O que o Corinthians faria na Série A

Já deu uma semana que o Corinthians subiu. Bom momento para falar sobre o Alvinegro sem que os corintianos estejam eufóricos demais e os não-corintianos ressentidos pela atenção que a mídia deu ao clube do Parque São Jorge. Bem, vou me arriscar aqui e tentar projetar o que o Corinthians de Mano Menezes faria na primeira divisão se a disputasse com esse mesmíssimo time.

A resposta mais comum para essa questão é “não dá para saber”. De fato, há uma grande dose de especulação, mas é também uma saída fácil. Até porque há algum parâmetro, sobretudo para quem viu jogos do time neste ano (o que tem de gente falando de Série B sem ter visto um joguinho sequer…) e percebeu que dá para ter alguma comparação entre primeira e segunda divisões.

No Campeonato Paulista, o Alvinegro tinha uma equipe-base e um padrão de jogo muito diferente do encontrado na segunda divisão. Então, não é muito adequado utilizar os resultados contra São Paulo (empate com arbitragem potencialmente favorável), Santos (derrota com arbitragem potencialmente desfavorável), Portuguesa (vitória) e Palmeiras (derrota) como parâmetro.

Ainda assim, há os confrontos da Copa do Brasil contra Goiás, Botafogo e Sport. O Corinthians superou os goianos (5 x 3 na soma dos resultados), que vinham em mau momento, e empatou com cariocas e pernambucanos (ambos 3 x 3), sendo que os rubro-negros estavam em uma fase melhor que a atual.

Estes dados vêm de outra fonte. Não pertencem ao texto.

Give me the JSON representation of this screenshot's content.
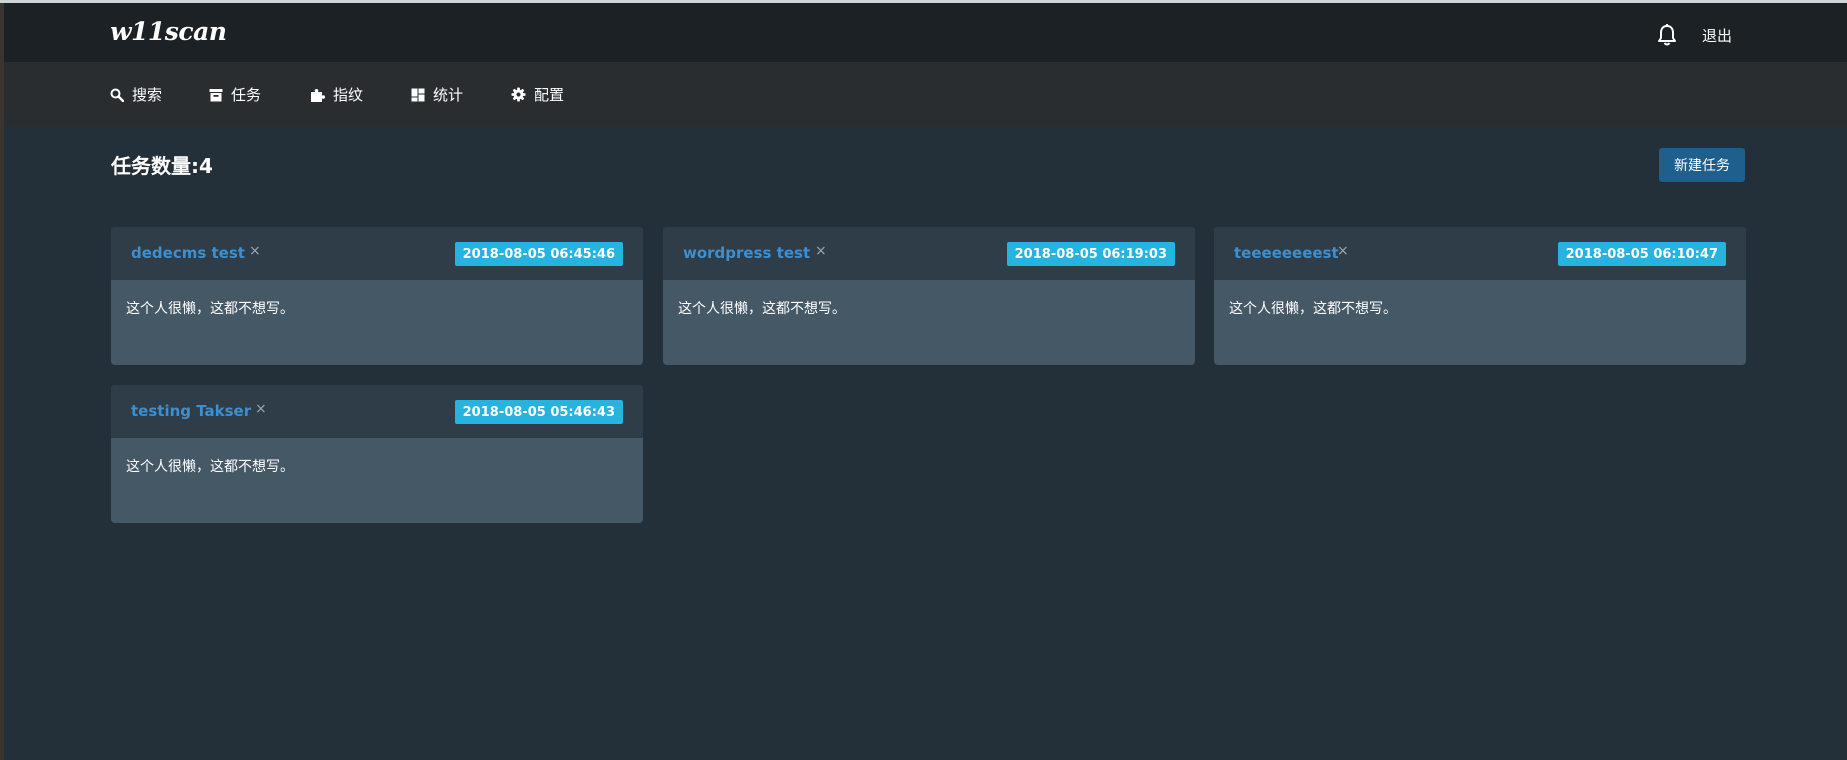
{
  "header": {
    "brand": "w11scan",
    "logout_label": "退出"
  },
  "nav": {
    "items": [
      {
        "label": "搜索",
        "icon": "search-icon"
      },
      {
        "label": "任务",
        "icon": "archive-icon"
      },
      {
        "label": "指纹",
        "icon": "puzzle-icon"
      },
      {
        "label": "统计",
        "icon": "dashboard-icon"
      },
      {
        "label": "配置",
        "icon": "gear-icon"
      }
    ]
  },
  "main": {
    "title": "任务数量:4",
    "new_task_label": "新建任务",
    "tasks": [
      {
        "name": "dedecms test",
        "date": "2018-08-05 06:45:46",
        "description": "这个人很懒，这都不想写。",
        "close": "×"
      },
      {
        "name": "wordpress test",
        "date": "2018-08-05 06:19:03",
        "description": "这个人很懒，这都不想写。",
        "close": "×"
      },
      {
        "name": "teeeeeeeest",
        "date": "2018-08-05 06:10:47",
        "description": "这个人很懒，这都不想写。",
        "close": "×"
      },
      {
        "name": "testing Takser",
        "date": "2018-08-05 05:46:43",
        "description": "这个人很懒，这都不想写。",
        "close": "×"
      }
    ]
  },
  "colors": {
    "page_bg": "#243039",
    "topbar_bg": "#1c2125",
    "navbar_bg": "#2a2d30",
    "card_header_bg": "#2e3d48",
    "card_body_bg": "#455866",
    "title_link": "#3d8fcf",
    "date_badge": "#26b3df",
    "button_bg": "#1f5f8e"
  }
}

Ainda que os paulistas não tivessem Douglas e Morais no torneio, a motivação de disputar um torneio em primeiro nível fazia os alvinegros jogarem um pouco mais do que o normal.

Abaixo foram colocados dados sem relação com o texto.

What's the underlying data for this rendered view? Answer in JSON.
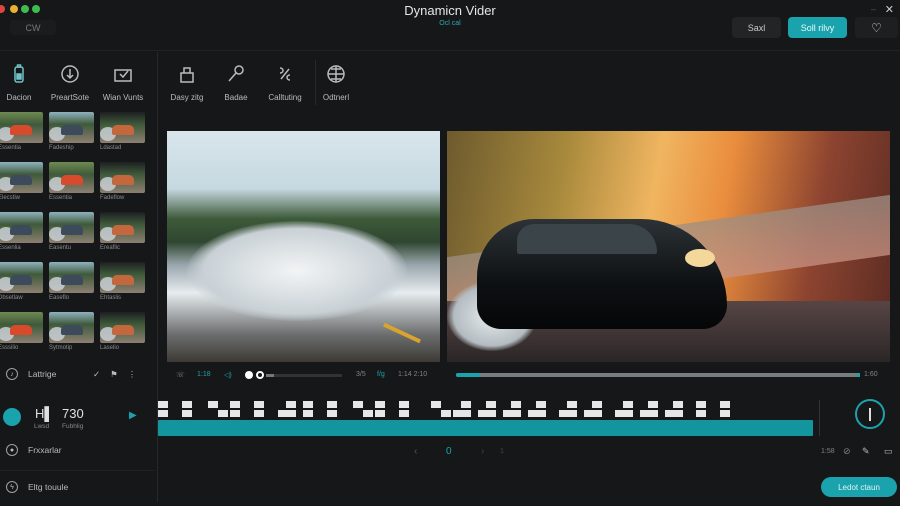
{
  "window": {
    "title": "Dynamicn Vider",
    "subtitle": "Ocl cal",
    "minimize": "‒",
    "close": "✕"
  },
  "header": {
    "back_label": "CW",
    "save_label": "Saxl",
    "export_label": "Soll rilvy",
    "favorite_icon": "heart-icon"
  },
  "toolbar": {
    "items": [
      {
        "label": "Dacion",
        "icon": "battery-icon"
      },
      {
        "label": "PreartSote",
        "icon": "download-icon"
      },
      {
        "label": "Wian Vunts",
        "icon": "folder-check-icon"
      },
      {
        "label": "Dasy zitg",
        "icon": "lock-icon"
      },
      {
        "label": "Badae",
        "icon": "microphone-icon"
      },
      {
        "label": "Calltuting",
        "icon": "link-icon"
      },
      {
        "label": "Odtnerl",
        "icon": "globe-icon"
      }
    ]
  },
  "clips": [
    {
      "caption": "Essentia",
      "tone": "red"
    },
    {
      "caption": "Fadeship",
      "tone": "blue"
    },
    {
      "caption": "Ldastad",
      "tone": "dark"
    },
    {
      "caption": "Elecstiw",
      "tone": "blue"
    },
    {
      "caption": "Essentia",
      "tone": "red"
    },
    {
      "caption": "Fadeflow",
      "tone": "dark"
    },
    {
      "caption": "Essenlia",
      "tone": "blue"
    },
    {
      "caption": "Easentu",
      "tone": "blue"
    },
    {
      "caption": "Ereaflic",
      "tone": "dark"
    },
    {
      "caption": "Dbsetlaw",
      "tone": "blue"
    },
    {
      "caption": "Easeflo",
      "tone": "blue"
    },
    {
      "caption": "Ehtaslis",
      "tone": "dark"
    },
    {
      "caption": "Esssilio",
      "tone": "red"
    },
    {
      "caption": "Sytmotip",
      "tone": "blue"
    },
    {
      "caption": "Laselio",
      "tone": "dark"
    }
  ],
  "sidebar_rows": {
    "language": "Lattrige",
    "preview": "Frxxarlar",
    "background": "Eltg touule"
  },
  "playhead": {
    "primary": "H▌",
    "primary_caption": "Lwsd",
    "value": "730",
    "value_caption": "Fubhlig"
  },
  "preview_left": {
    "time_start": "1:18",
    "volume": "◁)",
    "time_end": "3/5",
    "speed": "f/g",
    "duration": "1:14 2:10",
    "progress": 0.1
  },
  "preview_right": {
    "time": "1:60",
    "progress": 0.06
  },
  "timeline": {
    "current": "0",
    "prev": "‹",
    "next": "›",
    "page": "1",
    "zoom": "1:58",
    "progress": 1.0
  },
  "footer": {
    "action_label": "Ledot ctaun"
  },
  "colors": {
    "accent": "#1aa3ad",
    "background": "#161718"
  }
}
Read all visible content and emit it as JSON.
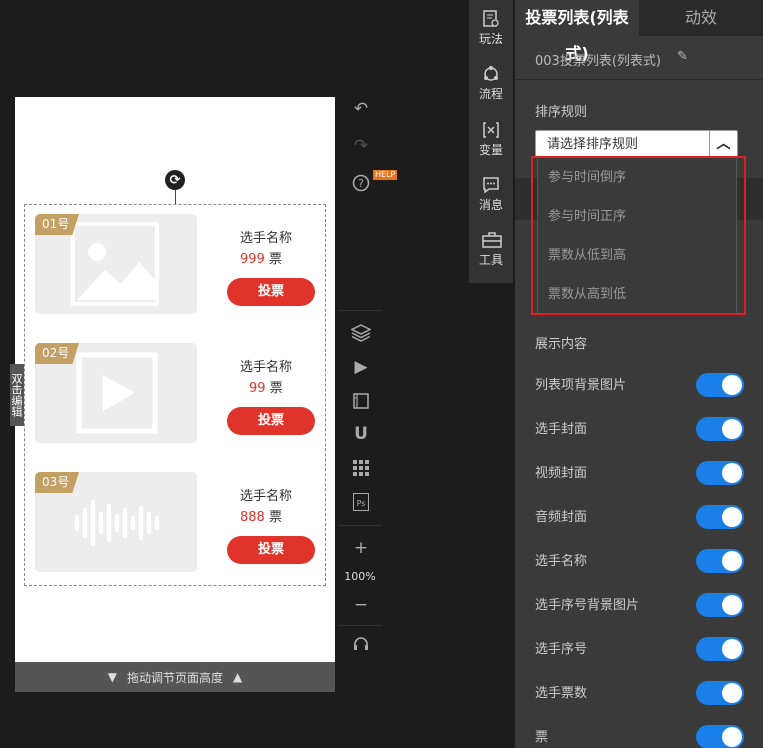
{
  "canvas": {
    "players": [
      {
        "badge": "01号",
        "name": "选手名称",
        "votes": "999",
        "unit": "票",
        "button": "投票",
        "media": "image-placeholder-icon"
      },
      {
        "badge": "02号",
        "name": "选手名称",
        "votes": "99",
        "unit": "票",
        "button": "投票",
        "media": "play-video-icon"
      },
      {
        "badge": "03号",
        "name": "选手名称",
        "votes": "888",
        "unit": "票",
        "button": "投票",
        "media": "audio-waveform-icon"
      }
    ],
    "double_click_hint": "双击编辑",
    "drag_bar_label": "拖动调节页面高度"
  },
  "toolbar": {
    "help_badge": "HELP",
    "zoom": "100%"
  },
  "rail": {
    "items": [
      {
        "label": "玩法",
        "icon": "gameplay-icon"
      },
      {
        "label": "流程",
        "icon": "flow-icon"
      },
      {
        "label": "变量",
        "icon": "variable-icon"
      },
      {
        "label": "消息",
        "icon": "message-icon"
      },
      {
        "label": "工具",
        "icon": "toolbox-icon"
      }
    ]
  },
  "panel": {
    "tabs": [
      "投票列表(列表式)",
      "动效"
    ],
    "component_name": "003投票列表(列表式)",
    "sort_label": "排序规则",
    "sort_placeholder": "请选择排序规则",
    "sort_options": [
      "参与时间倒序",
      "参与时间正序",
      "票数从低到高",
      "票数从高到低"
    ],
    "content_label": "展示内容",
    "toggles": [
      {
        "label": "列表项背景图片",
        "on": true
      },
      {
        "label": "选手封面",
        "on": true
      },
      {
        "label": "视频封面",
        "on": true
      },
      {
        "label": "音频封面",
        "on": true
      },
      {
        "label": "选手名称",
        "on": true
      },
      {
        "label": "选手序号背景图片",
        "on": true
      },
      {
        "label": "选手序号",
        "on": true
      },
      {
        "label": "选手票数",
        "on": true
      },
      {
        "label": "票",
        "on": true
      }
    ],
    "accent_color": "#1a7fe8",
    "highlight_color": "#e02020"
  }
}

Tais resultados indicam muito bem o potencial do time de Mano Menezes. Até porque são coerentes com uma avaliação do elenco. O clube do Parque São Jorge tem uma boa equipe titular, se considerada a escalação ideal (Felipe; Alessandro, Chicão, William e André Santos; Fabinho, Elias, Morais e Douglas; Herrera e Dentinho). Apesar de alguns problemas pontuais, como a pouca confiabilidade física de Fabinho, a falta de oportunismo de Herrera e a inexperiência de Douglas e Dentinho em torneio de alto nível, o Alvinegro tem condição de fazer uma partida dura com qualquer adversário do Brasil.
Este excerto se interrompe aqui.